The Broncos’ coaching search is heating up and there are plenty of opinions going around about to who’s the best fit for the job. Former and current NFL players are getting behind Kyle Shanahan. Former CU teammates of Vance Joseph are flying his colors and one local radio host is wondering why Wade Phillips isn’t being mentioned as a possible candidate. Everyone thinks they have the right answer.
While opinions differ on what it’ll take to succeed as head coach of the Denver Broncos under John Elway, one thing is for sure: Elway will have success if he applies the same philosophy to his coaching search that he used to build a championship roster.
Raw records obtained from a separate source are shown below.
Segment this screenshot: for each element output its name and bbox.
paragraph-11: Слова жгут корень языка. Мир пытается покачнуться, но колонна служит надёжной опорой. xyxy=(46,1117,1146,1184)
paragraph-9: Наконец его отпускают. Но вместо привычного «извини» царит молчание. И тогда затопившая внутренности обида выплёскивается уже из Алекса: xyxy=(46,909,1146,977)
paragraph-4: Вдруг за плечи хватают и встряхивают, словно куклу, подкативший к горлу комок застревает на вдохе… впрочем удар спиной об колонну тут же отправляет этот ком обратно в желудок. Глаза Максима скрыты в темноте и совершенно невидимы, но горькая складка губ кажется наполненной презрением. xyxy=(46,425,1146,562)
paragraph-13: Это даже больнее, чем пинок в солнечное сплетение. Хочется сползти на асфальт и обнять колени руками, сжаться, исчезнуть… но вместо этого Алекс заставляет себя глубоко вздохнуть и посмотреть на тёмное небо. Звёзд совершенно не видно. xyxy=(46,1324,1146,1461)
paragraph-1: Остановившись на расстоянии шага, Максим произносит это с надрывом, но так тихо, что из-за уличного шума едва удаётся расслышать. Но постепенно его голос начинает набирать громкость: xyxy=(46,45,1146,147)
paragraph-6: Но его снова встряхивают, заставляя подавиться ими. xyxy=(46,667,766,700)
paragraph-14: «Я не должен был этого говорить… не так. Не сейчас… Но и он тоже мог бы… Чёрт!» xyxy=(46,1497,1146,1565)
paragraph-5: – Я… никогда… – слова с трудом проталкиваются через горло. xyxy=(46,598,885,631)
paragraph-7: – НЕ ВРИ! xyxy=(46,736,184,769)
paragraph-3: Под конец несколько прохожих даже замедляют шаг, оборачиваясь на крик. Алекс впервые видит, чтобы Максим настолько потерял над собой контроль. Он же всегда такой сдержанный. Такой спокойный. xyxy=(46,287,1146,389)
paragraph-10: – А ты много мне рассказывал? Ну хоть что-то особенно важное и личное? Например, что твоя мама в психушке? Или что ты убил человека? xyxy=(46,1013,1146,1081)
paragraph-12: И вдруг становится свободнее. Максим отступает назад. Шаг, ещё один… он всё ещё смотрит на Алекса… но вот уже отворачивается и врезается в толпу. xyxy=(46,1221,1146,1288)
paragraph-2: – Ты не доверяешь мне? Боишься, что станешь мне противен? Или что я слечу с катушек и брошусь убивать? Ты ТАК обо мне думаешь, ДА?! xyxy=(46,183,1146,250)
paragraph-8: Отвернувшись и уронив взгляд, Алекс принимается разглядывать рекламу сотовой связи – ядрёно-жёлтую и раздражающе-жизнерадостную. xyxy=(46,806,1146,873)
Elway deserves all the praise in the world for what he has been able to accomplish in Denver since taking charge of the Broncos. He is considered to be one of the best general managers in the NFL, and rightfully so. He has done a great job identifying defensive talent in the draft, attracting big name free agents to sign in Denver and installing a winning mentality. He now needs to apply those same ideas to picking his next head coach.
Elway’s first crack at hiring a new head coach resulted in a retread. John Fox experienced a ton of success that most people would attribute to things outside of his control – Elway lured Peyton Manning to Denver, Fox had really good offensive coordinators, they drafted more defensive talent than he knew what to do with, etc. Fox has never been able to win a big game (main reason for the two sides “parting ways”), nor did he do anything in the form of bringing new ideas to Denver.
Gary Kubiak was next. It feels wrong calling Kubiak a retread (although that’s what he was), but he certainly didn’t bring a new philosophy to the Broncos. Over the last two years Kubiak tried to recreate the Broncos glory years, which he did to a degree. Kubiak’s staff (namely Wade Phillips) did a great job coaching the Broncos to a Super Bowl victory. That said, the problems in his offensive scheme came back to haunt him in a major way. Kubiak’s system looked to be stuck in the past. It’s a basic system he was running as an offensive coordinator under Mike Shanahan in 1995.
Just as the offense was when Elway took over and the defense was when they were blown out in Super Bowl XLVIII, the coaching staff is ready for a reboot: A new voice, a new routine and a new way of going about the day-to-day grind of the NFL. They aren’t going to get that with Kyle Shanahan or Phillips. Joseph is the guy that’ll provide that spark.
Joseph isn’t unfamiliar with the Broncos coaching tree. He worked under Kubiak and Phillips in Houston, but he’s also worked for some different and unique personalities, Mike Nolan and Marvin Lewis specifically. The impressions that those well-respected coaches left on Joseph can’t be understated. It’s something that neither Kyle Shanahan nor Phillips would bring.
There’s also something to be said about earning your own way. Joseph has had to scratch and claw for every opportunity he has been given. The younger Shanahan has always had advances others haven’t, to a fault some might argue. When he was hired as offensive coordinator in Washington many questioned whether or not he had the credentials for the job. Dig deeper and it’s easy to wonder if his first two shots as offensive coordinator were the result of nepotism (Kubiak was the first to promote him to offensive coordinator). To Kyle Shanahan’s credit, he has finally found his own voice with the Falcons. Under his direction Matt Ryan has had his best season as a pro and is the front-runner for NFL MVP in many people’s eyes.
Joseph may not have helped cultivate an MVP candidate as a defensive coordinator, but that shouldn’t be viewed as a negative on his record. He’ll bring a new attitude and philosophy to Denver; Kyle Shanahan simply won’t. Joseph has the ability to reenergize a team that desperately needs that after an extremely disappointing season. Kyle Shanahan represents an old ideal packaged in a new generation; he may one day be a very good head coach, but he isn’t what the Broncos need right now.
Elway has been a wizard when it comes to signing free agents and drafting defensive talent. He’s taken chances on guys analysts thought had bad attitudes (Bradley Roby); he let productive players walk when they wanted too much money (Dominique Rodgers-Cromartie) in favor of more talented players (Aqib Talib); and he nabbed the biggest free agent signing of all-time (Manning). And he did all of that recognizing it was the best move for the team. It’s time for Elway to apply that same logic when it comes to hiring a new head coach and Vance Joseph is just the guy.